HELLO NERDS!
So I’m in major baseball withdrawal and there’s not really an easy way to fix it, but let’s pretend we can by doing that little baseball analysis thingy that I’ve done for the 2016, 2017, and 2018 seasons, but now let’s do it for 2019!
A reminder of what this analysis is, since it’s been more than a year (I think):
At the end of the regular baseball season, you can see how many wins each team got out of the total number of games they played, and then rank the teams by their performance (who had the most wins, the second most wins, etc.).
What I want to do is see how this “real” data correlates with how many wins each team would get if they scored their average number of runs per game in every single game they played. For example, if the Phillies score an average of 4.78 runs per game, how many of their games would they have won by scoring 4.78 runs in each of those games?
(Yes, I know you can’t score a fraction of runs in a single game, but just pretend you can, huh?)
The process:
- Record each team’s average runs per game (I’ll call this “RPG”) (from here).
- Sort teams from highest to lowest RPG.
- Now, if a team A has a higher RPG than team B, that would mean that A would win every game they play against B. So the next step was to figure this out for each pairing of Team A versus Team B.

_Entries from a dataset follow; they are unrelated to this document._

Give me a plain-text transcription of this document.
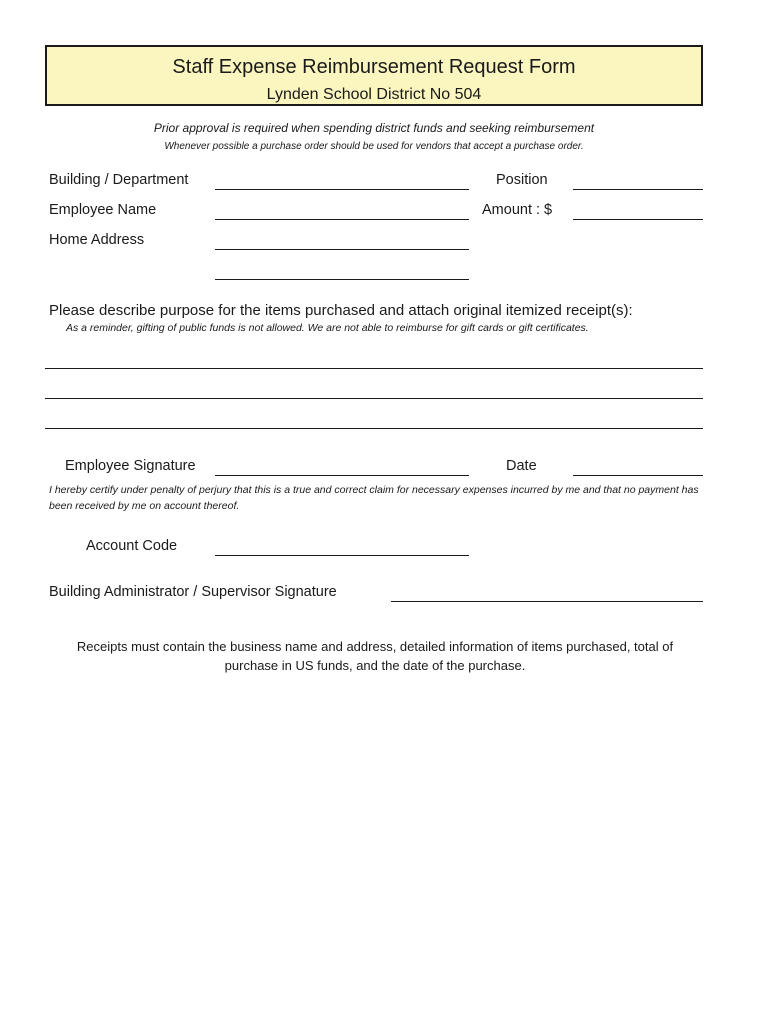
Staff Expense Reimbursement Request Form
Lynden School District No 504
Prior approval is required when spending district funds and seeking reimbursement
Whenever possible a purchase order should be used for vendors that accept a purchase order.
Building / Department	Position
Employee Name	Amount : $
Home Address
Please describe purpose for the items purchased and attach original itemized receipt(s):
As a reminder, gifting of public funds is not allowed. We are not able to reimburse for gift cards or gift certificates.
Employee Signature	Date
I hereby certify under penalty of perjury that this is a true and correct claim for necessary expenses incurred by me and that no payment has been received by me on account thereof.
Account Code
Building Administrator / Supervisor Signature
Receipts must contain the business name and address, detailed information of items purchased, total of purchase in US funds, and the date of the purchase.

- I used this logic for all pairings, then summed across the rows to get the “predicted” number of wins based on RPG alone. I ranked the teams according to how many predicted number of wins they’d get (“1” meaning the most, “30” meaning the least). Then I compared looked at how each team’s “predicted” ranking compared with their “actual” ranking.
How do they compare for the 2019 season?

The Yankees (highest RPG, “Predicted” rank of 1) would have won every game they played; Miami and Detroit both would have lost every game they played (lowest RPGs, “Predicted” ranks tied at 29). Poor Colorado did a lot worse in real life than they would have scoring their average number of runs per game. Coors Field effect, maybe?

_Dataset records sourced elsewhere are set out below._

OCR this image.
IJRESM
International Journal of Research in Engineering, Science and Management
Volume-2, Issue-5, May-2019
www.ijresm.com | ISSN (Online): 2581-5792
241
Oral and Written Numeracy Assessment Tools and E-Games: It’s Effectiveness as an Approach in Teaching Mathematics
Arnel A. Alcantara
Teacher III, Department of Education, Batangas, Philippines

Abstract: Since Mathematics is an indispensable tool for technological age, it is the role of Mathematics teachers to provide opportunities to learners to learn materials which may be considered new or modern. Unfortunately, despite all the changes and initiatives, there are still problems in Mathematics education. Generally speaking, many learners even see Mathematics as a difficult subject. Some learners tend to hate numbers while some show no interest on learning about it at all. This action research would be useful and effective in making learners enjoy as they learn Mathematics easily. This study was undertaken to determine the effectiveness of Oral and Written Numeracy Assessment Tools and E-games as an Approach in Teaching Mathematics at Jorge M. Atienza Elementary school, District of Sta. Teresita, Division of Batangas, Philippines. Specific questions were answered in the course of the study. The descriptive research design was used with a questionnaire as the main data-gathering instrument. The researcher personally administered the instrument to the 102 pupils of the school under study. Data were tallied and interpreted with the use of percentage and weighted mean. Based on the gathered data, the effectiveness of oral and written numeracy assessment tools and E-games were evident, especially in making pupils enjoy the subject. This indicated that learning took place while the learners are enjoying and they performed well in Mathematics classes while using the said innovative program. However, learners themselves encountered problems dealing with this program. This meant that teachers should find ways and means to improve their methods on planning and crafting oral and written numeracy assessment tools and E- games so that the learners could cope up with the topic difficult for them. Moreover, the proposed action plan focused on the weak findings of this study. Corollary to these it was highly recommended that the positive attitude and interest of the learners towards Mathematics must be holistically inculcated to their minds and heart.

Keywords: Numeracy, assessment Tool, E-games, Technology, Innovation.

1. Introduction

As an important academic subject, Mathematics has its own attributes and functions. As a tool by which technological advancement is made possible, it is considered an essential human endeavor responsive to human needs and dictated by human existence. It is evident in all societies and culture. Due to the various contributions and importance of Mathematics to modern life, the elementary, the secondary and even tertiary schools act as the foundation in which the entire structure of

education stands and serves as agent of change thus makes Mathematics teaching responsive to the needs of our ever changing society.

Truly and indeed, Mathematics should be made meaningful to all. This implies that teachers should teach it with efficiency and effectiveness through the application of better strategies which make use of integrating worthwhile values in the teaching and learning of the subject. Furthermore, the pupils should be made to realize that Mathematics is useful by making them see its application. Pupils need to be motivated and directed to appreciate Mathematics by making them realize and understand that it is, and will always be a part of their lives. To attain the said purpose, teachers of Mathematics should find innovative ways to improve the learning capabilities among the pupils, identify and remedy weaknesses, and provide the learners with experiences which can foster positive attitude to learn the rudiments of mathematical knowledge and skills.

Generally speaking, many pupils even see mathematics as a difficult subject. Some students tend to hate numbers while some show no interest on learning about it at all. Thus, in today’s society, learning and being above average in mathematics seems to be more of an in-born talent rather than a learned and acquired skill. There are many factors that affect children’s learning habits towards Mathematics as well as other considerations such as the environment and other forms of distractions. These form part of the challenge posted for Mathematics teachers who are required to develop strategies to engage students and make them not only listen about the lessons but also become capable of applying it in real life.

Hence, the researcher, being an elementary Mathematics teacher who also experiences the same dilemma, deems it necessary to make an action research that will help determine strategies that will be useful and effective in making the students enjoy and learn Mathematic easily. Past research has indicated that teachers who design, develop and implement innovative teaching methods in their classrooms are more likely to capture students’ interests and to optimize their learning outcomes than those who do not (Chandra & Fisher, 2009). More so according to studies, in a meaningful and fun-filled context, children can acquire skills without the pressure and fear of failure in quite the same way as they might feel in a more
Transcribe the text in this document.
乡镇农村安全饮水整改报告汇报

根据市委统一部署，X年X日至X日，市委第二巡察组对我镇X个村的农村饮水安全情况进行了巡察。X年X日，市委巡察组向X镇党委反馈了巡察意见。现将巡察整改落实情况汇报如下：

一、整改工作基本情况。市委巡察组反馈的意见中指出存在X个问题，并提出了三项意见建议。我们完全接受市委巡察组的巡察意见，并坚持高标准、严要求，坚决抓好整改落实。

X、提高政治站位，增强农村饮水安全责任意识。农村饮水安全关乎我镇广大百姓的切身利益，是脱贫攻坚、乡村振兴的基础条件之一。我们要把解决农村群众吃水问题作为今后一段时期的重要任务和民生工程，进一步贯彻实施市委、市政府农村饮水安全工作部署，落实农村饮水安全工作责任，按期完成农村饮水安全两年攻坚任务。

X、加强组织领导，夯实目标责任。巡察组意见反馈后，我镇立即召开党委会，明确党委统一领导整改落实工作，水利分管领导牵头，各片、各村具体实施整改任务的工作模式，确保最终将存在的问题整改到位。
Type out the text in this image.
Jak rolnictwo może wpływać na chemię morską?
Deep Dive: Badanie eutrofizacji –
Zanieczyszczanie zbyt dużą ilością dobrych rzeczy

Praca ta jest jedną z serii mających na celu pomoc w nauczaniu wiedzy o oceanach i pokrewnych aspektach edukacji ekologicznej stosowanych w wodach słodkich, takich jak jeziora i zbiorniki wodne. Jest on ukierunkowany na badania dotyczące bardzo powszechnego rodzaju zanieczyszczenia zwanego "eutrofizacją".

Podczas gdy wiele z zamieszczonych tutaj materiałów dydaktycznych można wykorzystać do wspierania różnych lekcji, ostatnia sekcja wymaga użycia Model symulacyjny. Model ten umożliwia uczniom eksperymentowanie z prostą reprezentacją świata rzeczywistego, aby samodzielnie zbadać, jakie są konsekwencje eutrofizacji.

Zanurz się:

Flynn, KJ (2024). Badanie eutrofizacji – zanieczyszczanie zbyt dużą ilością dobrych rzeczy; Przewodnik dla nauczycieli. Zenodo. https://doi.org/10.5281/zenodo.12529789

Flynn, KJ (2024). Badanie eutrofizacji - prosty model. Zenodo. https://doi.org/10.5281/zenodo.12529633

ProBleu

The “Diff” column is calculated by taking the predicted rank minus the actual rank. Positive “Diff” numbers suggest teams did better than they would have had they scored their average number of runs in every single game. Negative “Diff” numbers suggest teams did worse than they would have had they scored their average number of runs in every single game.
Correlation of team rankings based on RPG-predicted games won and actual games won: 0.811
FUN!